La trame archi-connue suit une dizaine de jeunes élèves ayant été admis à la prestigieuse école d’arts dramatiques de New York, et pendant quatre années, nous allons suivre leurs aventures au sein de l’établissement. Amour, coups de cœur et de gueule, drogue, sexe et rock’n roll, le programme est alléchant. Quand à ceux qui oseront me dire que ça rappelle Un, Dos Tres, je leur rétorquerais que la série espagnole a vingt ans de retard par rapport à Fame.

Revenons sur les planches du théâtre Comédia pour voir ce que vaut la version française qui s’y produit depuis le 28 mars. Pour tout vous dire, c’est très inégal. La troupe est pleine d’énergie, mais elle est mal canalisée par une mise en scène brouillonne, un livret peu inspiré et des chorégraphies amateurs (les danses de groupe sont vraiment pas au point, pourtant c’était la force du matériel original). Parmi le casting, on a du très bon et du beaucoup moins convaincant. En même temps, les personnages sont nourris de clichés qu’il est difficile de tirer son épingle du jeu. Des meilleurs, on retient Dan Menasche (vu dans Cabaret) qui interprète habilement le rôle de Joe Vegas avec l’humour et le détachement qu’il requiert. Léovanie Raud qui joue Serena, est aussi pleine de ressources. On est moins convaincu par Julie Victor qui devrait se lâcher un peu plus dans le rôle titre de Carmen.

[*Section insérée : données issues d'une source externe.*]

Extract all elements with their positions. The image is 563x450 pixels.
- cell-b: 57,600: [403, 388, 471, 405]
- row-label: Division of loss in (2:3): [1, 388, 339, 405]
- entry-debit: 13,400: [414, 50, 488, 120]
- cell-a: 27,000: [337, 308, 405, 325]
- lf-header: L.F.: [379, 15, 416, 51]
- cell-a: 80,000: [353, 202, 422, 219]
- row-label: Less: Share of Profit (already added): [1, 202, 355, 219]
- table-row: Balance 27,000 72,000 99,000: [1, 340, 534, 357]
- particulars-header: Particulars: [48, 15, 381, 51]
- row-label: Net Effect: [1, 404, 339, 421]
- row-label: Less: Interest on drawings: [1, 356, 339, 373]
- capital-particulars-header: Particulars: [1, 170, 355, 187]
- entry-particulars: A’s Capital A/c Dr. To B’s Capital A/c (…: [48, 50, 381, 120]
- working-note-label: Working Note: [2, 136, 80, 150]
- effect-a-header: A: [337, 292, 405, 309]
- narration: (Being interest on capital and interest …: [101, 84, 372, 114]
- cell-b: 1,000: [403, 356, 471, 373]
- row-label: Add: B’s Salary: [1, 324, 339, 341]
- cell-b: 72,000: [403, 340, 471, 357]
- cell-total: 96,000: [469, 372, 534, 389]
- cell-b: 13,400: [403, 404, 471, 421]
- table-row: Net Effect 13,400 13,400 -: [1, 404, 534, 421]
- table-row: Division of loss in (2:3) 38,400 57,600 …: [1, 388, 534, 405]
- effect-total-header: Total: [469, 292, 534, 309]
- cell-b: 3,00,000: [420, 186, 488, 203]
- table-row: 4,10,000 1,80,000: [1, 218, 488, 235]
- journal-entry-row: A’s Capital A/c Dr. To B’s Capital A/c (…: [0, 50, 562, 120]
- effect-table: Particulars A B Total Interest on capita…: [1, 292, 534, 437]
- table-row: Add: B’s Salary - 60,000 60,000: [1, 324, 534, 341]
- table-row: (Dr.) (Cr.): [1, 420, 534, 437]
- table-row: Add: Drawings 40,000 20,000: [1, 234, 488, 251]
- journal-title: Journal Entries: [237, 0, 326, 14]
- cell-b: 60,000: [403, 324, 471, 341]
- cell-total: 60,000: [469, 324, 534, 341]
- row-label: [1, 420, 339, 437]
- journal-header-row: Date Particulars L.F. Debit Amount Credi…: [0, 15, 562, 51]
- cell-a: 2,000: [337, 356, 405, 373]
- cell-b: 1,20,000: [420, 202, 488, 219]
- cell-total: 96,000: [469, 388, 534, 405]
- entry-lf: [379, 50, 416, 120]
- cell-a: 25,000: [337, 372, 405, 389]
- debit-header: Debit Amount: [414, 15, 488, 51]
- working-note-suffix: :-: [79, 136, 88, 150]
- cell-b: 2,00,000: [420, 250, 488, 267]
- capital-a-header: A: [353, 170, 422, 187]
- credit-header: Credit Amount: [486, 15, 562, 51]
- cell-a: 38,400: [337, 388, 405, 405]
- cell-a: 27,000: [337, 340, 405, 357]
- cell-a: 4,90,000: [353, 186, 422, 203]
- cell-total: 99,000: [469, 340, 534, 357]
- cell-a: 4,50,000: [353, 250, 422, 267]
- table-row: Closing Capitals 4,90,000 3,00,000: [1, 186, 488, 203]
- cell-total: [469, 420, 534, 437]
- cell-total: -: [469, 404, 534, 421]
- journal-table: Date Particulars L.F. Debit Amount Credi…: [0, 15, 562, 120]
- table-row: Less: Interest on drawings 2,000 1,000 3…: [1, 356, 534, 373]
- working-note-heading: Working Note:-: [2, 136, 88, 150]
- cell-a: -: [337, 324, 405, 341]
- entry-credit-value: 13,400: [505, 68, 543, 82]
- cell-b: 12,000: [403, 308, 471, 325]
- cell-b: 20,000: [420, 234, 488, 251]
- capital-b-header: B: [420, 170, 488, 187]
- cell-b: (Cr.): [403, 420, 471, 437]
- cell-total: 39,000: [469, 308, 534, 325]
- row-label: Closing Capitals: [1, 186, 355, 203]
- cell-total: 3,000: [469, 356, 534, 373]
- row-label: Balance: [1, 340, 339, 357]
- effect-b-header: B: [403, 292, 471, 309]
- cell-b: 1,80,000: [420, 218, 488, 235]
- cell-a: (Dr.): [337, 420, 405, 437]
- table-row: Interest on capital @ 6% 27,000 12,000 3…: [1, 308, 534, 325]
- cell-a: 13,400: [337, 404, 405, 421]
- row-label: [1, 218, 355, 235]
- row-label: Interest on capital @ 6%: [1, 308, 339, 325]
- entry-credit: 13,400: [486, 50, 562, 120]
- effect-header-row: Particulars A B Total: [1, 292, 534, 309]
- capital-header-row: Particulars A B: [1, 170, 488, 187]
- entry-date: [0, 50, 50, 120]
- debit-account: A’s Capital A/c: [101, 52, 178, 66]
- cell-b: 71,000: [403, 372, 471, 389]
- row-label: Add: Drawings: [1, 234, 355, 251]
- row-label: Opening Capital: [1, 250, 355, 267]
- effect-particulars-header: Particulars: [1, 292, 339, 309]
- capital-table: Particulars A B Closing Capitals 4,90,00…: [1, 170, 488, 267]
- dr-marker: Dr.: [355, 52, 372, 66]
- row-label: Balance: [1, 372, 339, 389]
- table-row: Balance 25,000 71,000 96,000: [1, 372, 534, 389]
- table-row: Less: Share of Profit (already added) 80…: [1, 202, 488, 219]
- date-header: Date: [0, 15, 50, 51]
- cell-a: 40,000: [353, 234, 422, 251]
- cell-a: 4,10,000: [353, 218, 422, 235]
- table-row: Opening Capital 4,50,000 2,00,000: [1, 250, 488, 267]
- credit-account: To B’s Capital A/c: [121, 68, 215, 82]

L’adaptation française des chansons par Stéphane Laporte peine à convaincre, fort heureusement le refrain de la chanson phare du spectacle a été conservé dans sa version originale. La musique est jouée en live par un orchestre, c’est toujours ça de pris. Pas aussi flamboyant que les souvenirs du film ou de la série, ce portage français aurait pu « faire mieux » pour en mettre plein les yeux et les oreilles.